Amazon Redshift Engineering’s Advanced Table Design Playbook: Compression Encodings

Part 1: Preamble, Prerequisites, and Prioritization
Part 2: Distribution Styles and Distribution Keys
Part 3: Compound and Interleaved Sort Keys
Part 4: Compression Encodings (Translated into Japanese)
Part 5: Table Data Durability

In part 4 of this blog series, I’ll be discussing when and when not to apply column encoding for compression, methods for determining ideal column encodings, and automatic compression behaviors in Amazon Redshift.

Data compression in database systems isn’t new. However, historically it was used to reduce data footprint, rather than boost performance, because of its expensive decompression overhead.
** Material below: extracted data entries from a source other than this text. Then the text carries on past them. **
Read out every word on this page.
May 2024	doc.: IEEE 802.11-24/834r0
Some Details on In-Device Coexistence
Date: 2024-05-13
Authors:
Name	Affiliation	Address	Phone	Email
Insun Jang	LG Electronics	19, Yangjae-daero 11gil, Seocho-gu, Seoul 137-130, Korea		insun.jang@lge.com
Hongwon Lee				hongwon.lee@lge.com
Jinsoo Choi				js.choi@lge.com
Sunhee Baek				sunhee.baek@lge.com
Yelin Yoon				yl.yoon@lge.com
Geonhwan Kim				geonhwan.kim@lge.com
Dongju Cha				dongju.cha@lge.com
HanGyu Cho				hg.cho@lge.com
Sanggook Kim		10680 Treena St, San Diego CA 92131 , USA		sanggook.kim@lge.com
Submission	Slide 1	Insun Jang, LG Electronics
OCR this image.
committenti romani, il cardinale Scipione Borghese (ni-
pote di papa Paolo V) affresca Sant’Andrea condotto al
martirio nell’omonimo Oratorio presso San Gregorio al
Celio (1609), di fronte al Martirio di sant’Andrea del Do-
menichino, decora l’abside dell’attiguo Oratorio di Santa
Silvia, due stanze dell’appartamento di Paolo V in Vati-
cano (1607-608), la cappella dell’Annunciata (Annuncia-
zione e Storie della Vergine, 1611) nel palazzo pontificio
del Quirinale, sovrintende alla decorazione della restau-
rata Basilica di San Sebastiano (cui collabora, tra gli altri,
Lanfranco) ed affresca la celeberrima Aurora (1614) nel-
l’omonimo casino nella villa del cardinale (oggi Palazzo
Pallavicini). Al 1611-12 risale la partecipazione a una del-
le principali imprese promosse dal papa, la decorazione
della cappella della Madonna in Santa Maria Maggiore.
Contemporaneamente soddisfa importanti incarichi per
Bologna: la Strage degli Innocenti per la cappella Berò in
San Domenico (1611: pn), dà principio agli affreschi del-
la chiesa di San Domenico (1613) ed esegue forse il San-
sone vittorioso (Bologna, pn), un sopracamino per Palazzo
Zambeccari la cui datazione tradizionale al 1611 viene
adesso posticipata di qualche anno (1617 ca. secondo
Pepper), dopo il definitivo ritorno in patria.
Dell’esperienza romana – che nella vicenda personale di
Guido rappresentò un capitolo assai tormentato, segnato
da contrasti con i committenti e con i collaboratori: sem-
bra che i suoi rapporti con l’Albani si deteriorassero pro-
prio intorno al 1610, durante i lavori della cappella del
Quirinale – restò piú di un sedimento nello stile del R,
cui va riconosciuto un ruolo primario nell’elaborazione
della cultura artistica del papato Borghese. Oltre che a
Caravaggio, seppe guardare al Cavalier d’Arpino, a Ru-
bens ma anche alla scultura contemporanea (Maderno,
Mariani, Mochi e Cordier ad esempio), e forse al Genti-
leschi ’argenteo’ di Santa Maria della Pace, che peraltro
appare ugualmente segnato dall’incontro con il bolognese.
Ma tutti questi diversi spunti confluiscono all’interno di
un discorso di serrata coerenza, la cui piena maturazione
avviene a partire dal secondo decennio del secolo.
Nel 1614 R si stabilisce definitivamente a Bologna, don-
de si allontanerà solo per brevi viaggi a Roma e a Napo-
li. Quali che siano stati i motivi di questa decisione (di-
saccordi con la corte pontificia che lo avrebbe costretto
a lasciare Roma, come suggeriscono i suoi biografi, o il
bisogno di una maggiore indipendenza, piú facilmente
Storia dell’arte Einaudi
In Amazon Redshift, using column encodings translates to both a data footprint reduction and a performance gain, because the cost of decompression is negligible relative to the reduction of disk I/O.

Within a Amazon Redshift table, each column can be specified with an encoding that is used to compress the values within each block. In general, compression should be used for almost every column within an Amazon Redshift cluster – but there are a few scenarios where it is better to avoid encoding columns.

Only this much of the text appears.